What do you believe is the secret to your success?
When people say to me, “You are [a] successful person”, to me it’s not yet. I’m not successful yet. Because growing up my father always said, “One day you still alive, you don’t know what happened yourself”. People can seem [successful] and suddenly disappear, you know… we must, continue to learn all the time. So I’m not [successful] because I’m still learning.
What’s the best advice you’ve ever received?
I think, patience is very important. If you have no patience, you’ve lost everything. Because you need to talk to people. Communication is very important.
And what advice do you give to up-and-coming designers?
They still have to have patience. Every time [you] see something new, you mustn’t lose [your] temper and keep your mind open. Also always [ask yourself] what’s the next fashion? If you don’t sell, you must find out why it isn’t selling.
Why are you so passionate about the art of making shoes?
I love designing shoes, I love shoes. Sometimes when I go to factories, or one of my students comes [to me] with some idea [for] shoes, I would start to tear. True, true.
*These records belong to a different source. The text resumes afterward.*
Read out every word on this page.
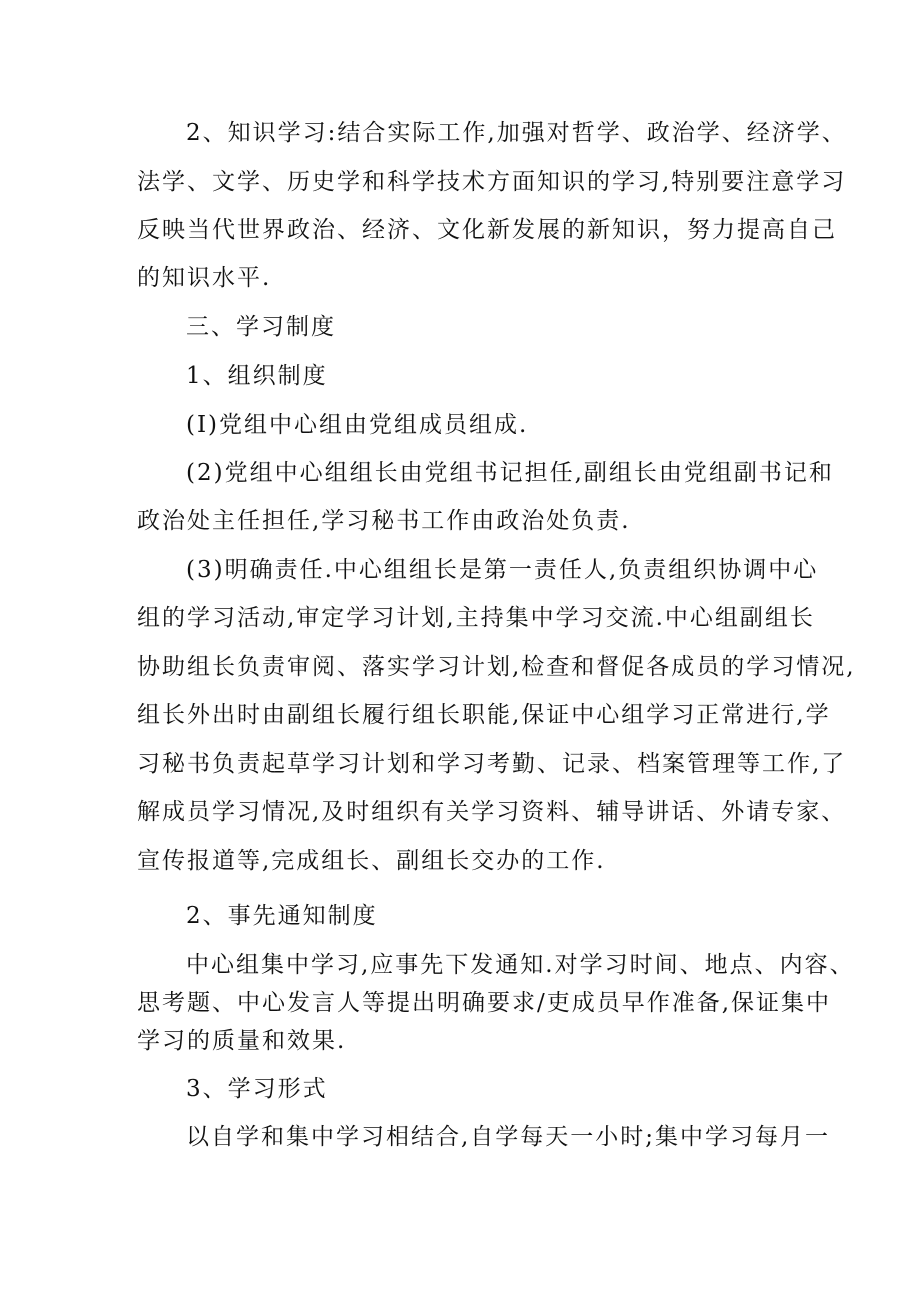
2、知识学习:结合实际工作,加强对哲学、政治学、经济学、
法学、文学、历史学和科学技术方面知识的学习,特别要注意学习
反映当代世界政治、经济、文化新发展的新知识，努力提高自己
的知识水平.
三、学习制度
1、组织制度
(I)党组中心组由党组成员组成.
(2)党组中心组组长由党组书记担任,副组长由党组副书记和
政治处主任担任,学习秘书工作由政治处负责.
(3)明确责任.中心组组长是第一责任人,负责组织协调中心
组的学习活动,审定学习计划,主持集中学习交流.中心组副组长
协助组长负责审阅、落实学习计划,检查和督促各成员的学习情况,
组长外出时由副组长履行组长职能,保证中心组学习正常进行,学
习秘书负责起草学习计划和学习考勤、记录、档案管理等工作,了
解成员学习情况,及时组织有关学习资料、辅导讲话、外请专家、
宣传报道等,完成组长、副组长交办的工作.
2、事先通知制度
中心组集中学习,应事先下发通知.对学习时间、地点、内容、
思考题、中心发言人等提出明确要求/吏成员早作准备,保证集中
学习的质量和效果.
3、学习形式
以自学和集中学习相结合,自学每天一小时;集中学习每月一
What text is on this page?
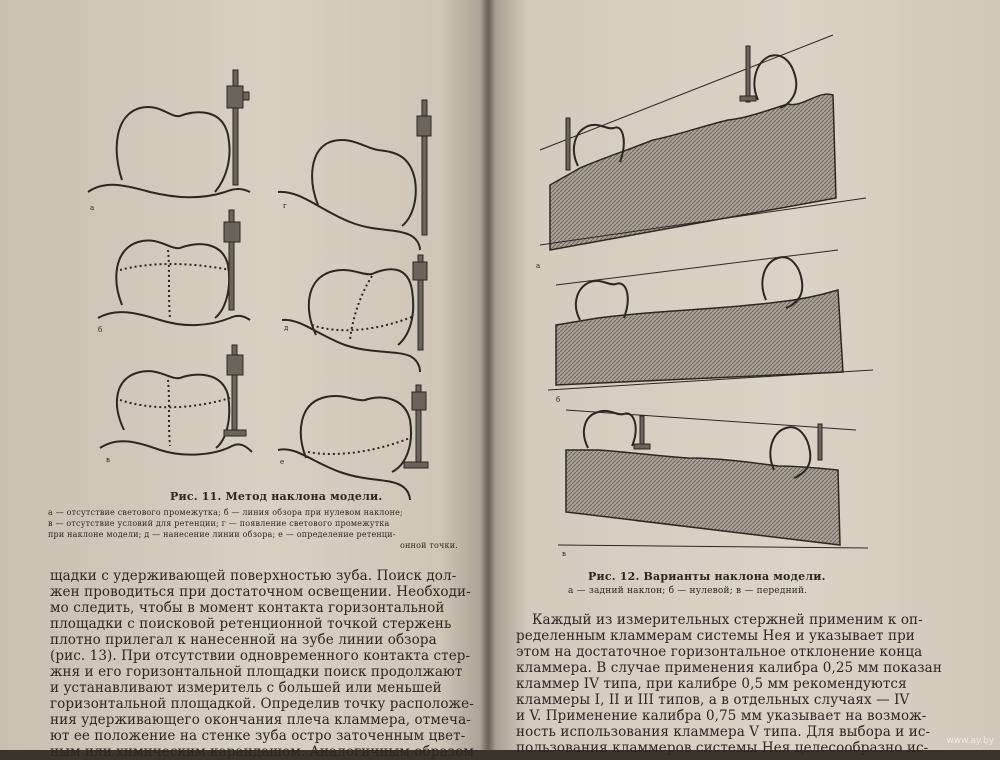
а
б
в
г
д
е
Рис. 11. Метод наклона модели.
а — отсутствие светового промежутка; б — линия обзора при нулевом наклоне;
в — отсутствие условий для ретенции; г — появление светового промежутка
при наклоне модели; д — нанесение линии обзора; е — определение ретенци-
онной точки.
щадки с удерживающей поверхностью зуба. Поиск дол-
жен проводиться при достаточном освещении. Необходи-
мо следить, чтобы в момент контакта горизонтальной
площадки с поисковой ретенционной точкой стержень
плотно прилегал к нанесенной на зубе линии обзора
(рис. 13). При отсутствии одновременного контакта стер-
жня и его горизонтальной площадки поиск продолжают
и устанавливают измеритель с большей или меньшей
горизонтальной площадкой. Определив точку расположе-
ния удерживающего окончания плеча кламмера, отмеча-
ют ее положение на стенке зуба остро заточенным цвет-
ным или химическим карандашом. Аналогичным образом
а
б
в
Рис. 12. Варианты наклона модели.
а — задний наклон; б — нулевой; в — передний.
Каждый из измерительных стержней применим к оп-
ределенным кламмерам системы Нея и указывает при
этом на достаточное горизонтальное отклонение конца
кламмера. В случае применения калибра 0,25 мм показан
кламмер IV типа, при калибре 0,5 мм рекомендуются
кламмеры I, II и III типов, а в отдельных случаях — IV
и V. Применение калибра 0,75 мм указывает на возмож-
ность использования кламмера V типа. Для выбора и ис-
пользования кламмеров системы Нея целесообразно ис- www.ay.by
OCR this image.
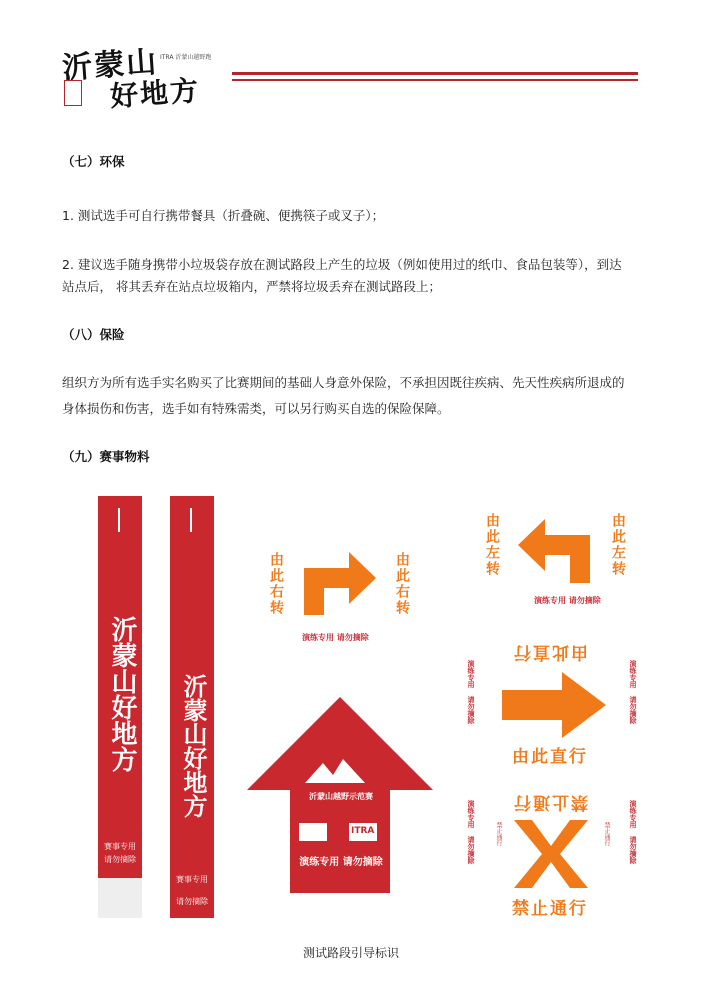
沂蒙山
好地方
ITRA 沂蒙山越野跑
（七）环保
1. 测试选手可自行携带餐具（折叠碗、便携筷子或叉子）；
2. 建议选手随身携带小垃圾袋存放在测试路段上产生的垃圾（例如使用过的纸巾、食品包装等），到达
站点后， 将其丢弃在站点垃圾箱内，严禁将垃圾丢弃在测试路段上；
（八）保险
组织方为所有选手实名购买了比赛期间的基础人身意外保险，不承担因既往疾病、先天性疾病所退成的
身体损伤和伤害，选手如有特殊需类，可以另行购买自选的保险保障。
（九）赛事物料
沂蒙山好地方
赛事专用
请勿摘除
沂蒙山好地方
赛事专用
请勿摘除
由此右转	由此右转
演练专用 请勿摘除
由此左转	由此左转
演练专用 请勿摘除
沂蒙山越野示范赛
ITRA
演练专用 请勿摘除
由此直行
由此直行
演练专用 请勿摘除	演练专用 请勿摘除
禁止通行
禁止通行
演练专用 请勿摘除	演练专用 请勿摘除
禁止通行	禁止通行
测试路段引导标识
You know, some of them are very beautiful and they take a lot of time, the detail and the design.
Although you are not involved in the company anymore. You must feel very proud that the Jimmy Choo brand you created is doing so well all these years later.
Yes I feel very proud. They’re all doing very well. I congratulate them, I wish them doing better and better.
Do you ever go into the stores?
No, I don’t do that. I don’t go in the shop. I never went into the shop. Because I think soul is soul, you wish them the best; you do what you want to do.
What do you do for fun when you’re not working?
For the people, who surround me and take care of me [day to day], I like [to] say thanks to them, I like to organise a holiday for them. I think it’s very important, you know, they are working with me day and night, traveling with me, they haven’t got time for their children and family. So I like to organise so they can go on holiday together. Or I like to invite them to my house. We cook and I love music so I listen to music… Elvis is my favourite.
If you had never gone down this career path of making shoes, what would you be doing?
I would like to be a healer and heal people. You know in London, they have a healing school. You can learn how to heal people with your hands. If you feel pain. They lay a hand on you and you heal them with your energy.
What has been your biggest career highlight?
I would say I’m very grateful to my country. A nine-year-old student, they can see my history in the textbook. Money cannot buy [that]. [Influential] people pass away, and then they talk about them. But I’m still alive. Thanks to my country and the education minister, the leader allowed my history in a textbook for all the young children to learn as part of their education.